I have not seen "Life of Pi" and I'll have to re-watch "The Big Leboswki" before attempting a comment on it. I think "The Lighthouse" handled the surrealism very well. Nothing is so strange that it cannot be explained by, "He imagined it." Only when something paradoxical happens do I get annoyed - e.g., if a character is in two places at once. That never happens here. Still, some may not enjoy it.

Story is paramount. Story must come first. When the artistic vision obscures the story surrealism fails. The surreal elements should help in telling the story.
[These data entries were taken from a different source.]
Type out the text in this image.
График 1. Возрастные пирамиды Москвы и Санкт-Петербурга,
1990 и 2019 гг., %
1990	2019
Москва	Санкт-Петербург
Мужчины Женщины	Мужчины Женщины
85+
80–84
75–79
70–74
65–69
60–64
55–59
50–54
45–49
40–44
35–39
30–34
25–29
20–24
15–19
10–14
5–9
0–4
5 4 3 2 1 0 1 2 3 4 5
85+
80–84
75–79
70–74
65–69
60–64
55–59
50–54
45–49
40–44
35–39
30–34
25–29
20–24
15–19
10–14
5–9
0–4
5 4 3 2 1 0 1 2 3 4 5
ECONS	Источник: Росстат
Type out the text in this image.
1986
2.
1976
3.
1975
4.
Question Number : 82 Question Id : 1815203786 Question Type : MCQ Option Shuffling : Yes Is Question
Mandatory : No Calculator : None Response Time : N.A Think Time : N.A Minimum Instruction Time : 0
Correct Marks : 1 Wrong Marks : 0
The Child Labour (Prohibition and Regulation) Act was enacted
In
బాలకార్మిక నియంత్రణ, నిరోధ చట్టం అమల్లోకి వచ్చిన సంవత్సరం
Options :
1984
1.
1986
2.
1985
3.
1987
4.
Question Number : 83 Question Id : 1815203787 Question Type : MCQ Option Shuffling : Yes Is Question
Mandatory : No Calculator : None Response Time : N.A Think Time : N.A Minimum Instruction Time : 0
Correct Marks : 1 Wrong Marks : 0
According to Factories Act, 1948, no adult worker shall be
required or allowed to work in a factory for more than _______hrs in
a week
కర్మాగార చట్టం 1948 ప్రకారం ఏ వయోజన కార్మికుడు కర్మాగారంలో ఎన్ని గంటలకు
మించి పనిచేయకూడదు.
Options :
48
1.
To illustrate how "The Lighthouse" does this, I'll give me personal interpretation.

Both men are guilty of a crime. The guilt, isolation and alcoholism rots their minds. They become paranoid. Most everything is imagined by Winslow. The scrimshaw mermaid he masturbates to, for example, becomes the real one in his mind. Hence the sex scene. Wake becomes the inquisitor whose penetrating light (the Hypnosis scene) searches Winslow's soul and roots out the confession. Winslow finally "spills the beans," an event he can not undo. Wake becomes Proteus, divine judgment. Still Winslow attempts to bury his guilt, by literally burying Wake and then murdering him. But the light of conscious is too brilliant; he cannot hide from it. He is driven mad by it and dies.

Basically, it's "Crime and Punishment" but the imagery and supernatural events inform us of the conflict that is occurring inside Winslow's soul. And so, the surreal elements are a tool to tell us the story.